American photo historian Edward S. Curtis may have single-handedly documented vanishing Native American tribes of the early twentieth century. Aren’t these portraits just ridiculous? The costumes, the hairstyles, and deep, knowing stares are haunting. However, these are more than documents of a lost generation. The history of how these photos came to be is pretty incredible, too:
In 1906 J.P. Morgan offered Curtis $75,000 to produce a series on the North American Indian. It was to be in 20 volumes with 1,500 photographs. Morgan was to receive 25 sets and 500 original prints as his method of repayment. 222 complete sets were eventually published. Curtis’ goal was not just to photograph, but to document, as much American Indian (Native American) traditional life as possible before that way of life disappeared.
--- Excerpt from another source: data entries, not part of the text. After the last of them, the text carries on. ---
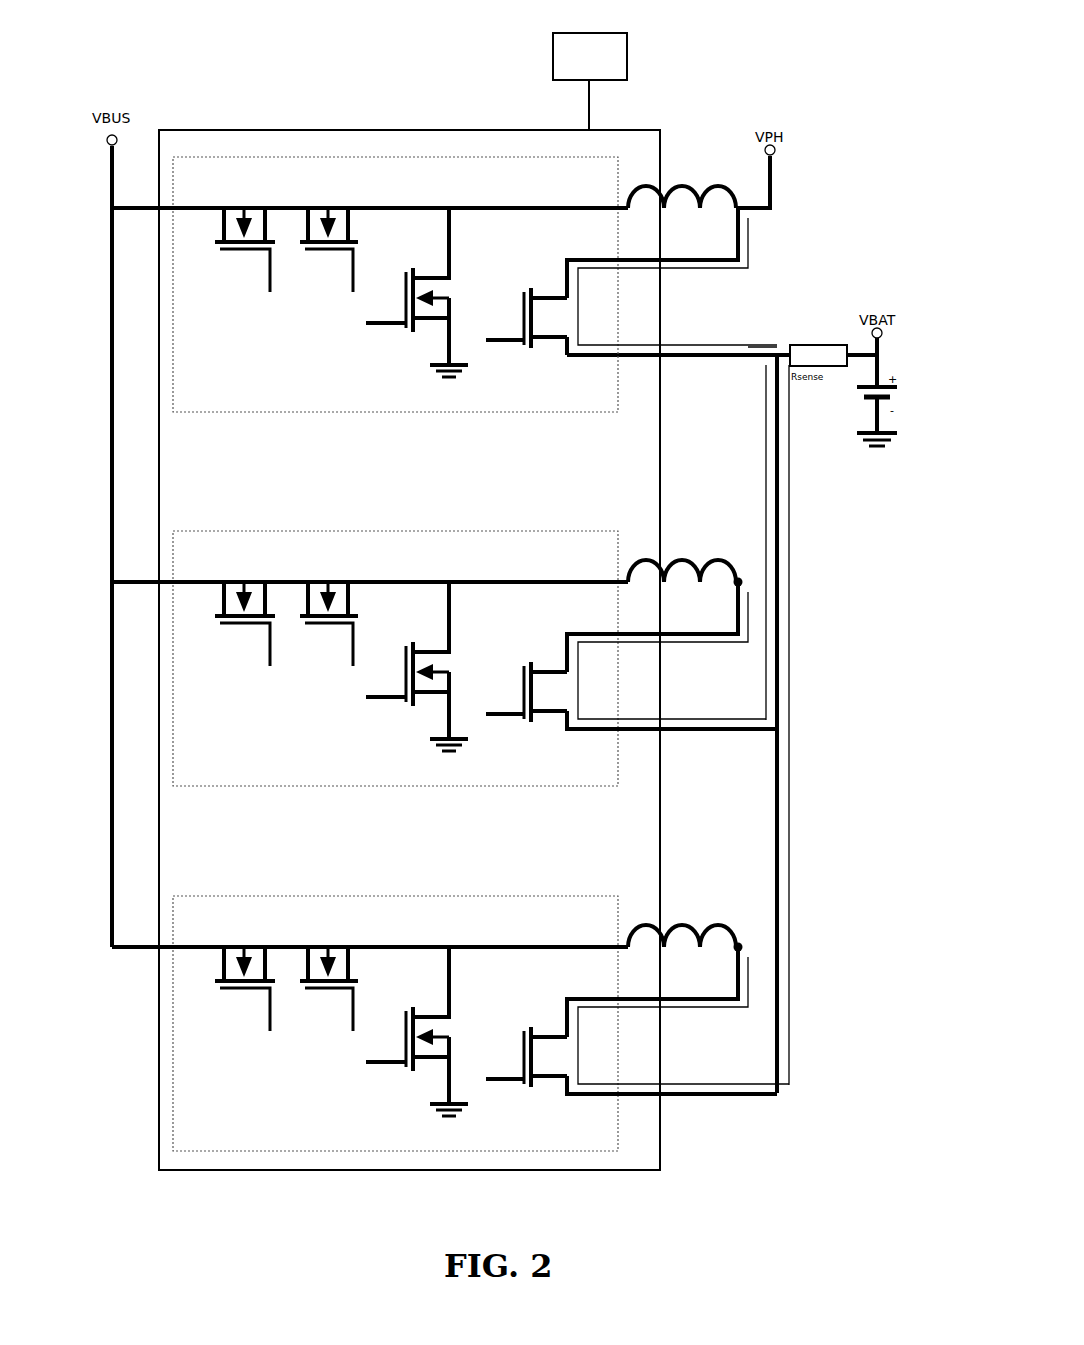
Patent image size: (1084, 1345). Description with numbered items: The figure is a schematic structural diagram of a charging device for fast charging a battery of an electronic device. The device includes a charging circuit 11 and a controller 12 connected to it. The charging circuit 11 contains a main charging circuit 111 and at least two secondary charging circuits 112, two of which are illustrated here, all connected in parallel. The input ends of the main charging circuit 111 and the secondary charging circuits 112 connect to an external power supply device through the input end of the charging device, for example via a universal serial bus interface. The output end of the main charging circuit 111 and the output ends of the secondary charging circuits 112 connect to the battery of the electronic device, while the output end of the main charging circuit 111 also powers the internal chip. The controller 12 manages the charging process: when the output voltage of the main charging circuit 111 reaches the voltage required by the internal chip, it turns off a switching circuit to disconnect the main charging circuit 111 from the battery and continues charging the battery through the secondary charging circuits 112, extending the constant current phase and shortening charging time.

The charging circuit 11 is at (376, 130).
The controller 12 is at (627, 50).
The main charging circuit 111 is at (448, 413).
The secondary charging circuits 112 is at (328, 532).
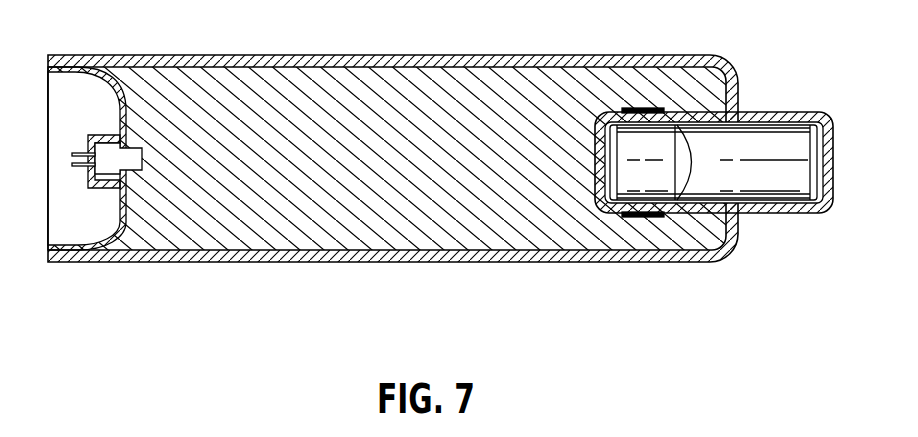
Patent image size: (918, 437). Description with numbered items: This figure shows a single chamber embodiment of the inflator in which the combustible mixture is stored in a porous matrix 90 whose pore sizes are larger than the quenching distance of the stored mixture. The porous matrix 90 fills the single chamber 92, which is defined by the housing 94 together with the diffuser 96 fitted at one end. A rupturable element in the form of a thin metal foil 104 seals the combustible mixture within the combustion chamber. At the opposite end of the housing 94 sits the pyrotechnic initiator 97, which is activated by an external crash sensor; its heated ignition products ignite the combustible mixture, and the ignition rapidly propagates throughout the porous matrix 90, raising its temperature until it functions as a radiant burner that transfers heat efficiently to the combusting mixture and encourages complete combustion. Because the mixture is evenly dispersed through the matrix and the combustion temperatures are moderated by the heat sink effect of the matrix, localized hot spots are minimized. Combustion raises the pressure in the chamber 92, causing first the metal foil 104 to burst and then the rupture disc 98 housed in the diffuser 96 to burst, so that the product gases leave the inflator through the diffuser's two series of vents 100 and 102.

The porous matrix 90 is at (438, 188).
The single chamber 92 is at (274, 185).
The housing 94 is at (537, 264).
The diffuser 96 is at (817, 113).
The pyrotechnic initiator 97 is at (137, 158).
The rupture disc 98 is at (703, 176).
The first series of vents 100 is at (643, 217).
The second series of vents 102 is at (773, 207).
The thin metal foil 104 is at (645, 112).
He wrote in the introduction to his first volume in 1907: “The information that is to be gathered … respecting the mode of life of one of the great races of mankind, must be collected at once or the opportunity will be lost.” Curtis made over 10,000 wax cylinder recordings of Indian language and music. He took over 40,000 photographic images from over 80 tribes. He recorded tribal lore and history, and he described traditional foods, housing, garments, recreation, ceremonies, and funeral customs. He wrote biographical sketches of tribal leaders, and his material, in most cases, is the only recorded history.
What an incredible opportunity to document a culture in decline. I’m quite impressed that someone in a position of wealth was cognizant that Native American life was quickly disappearing and took action at the time.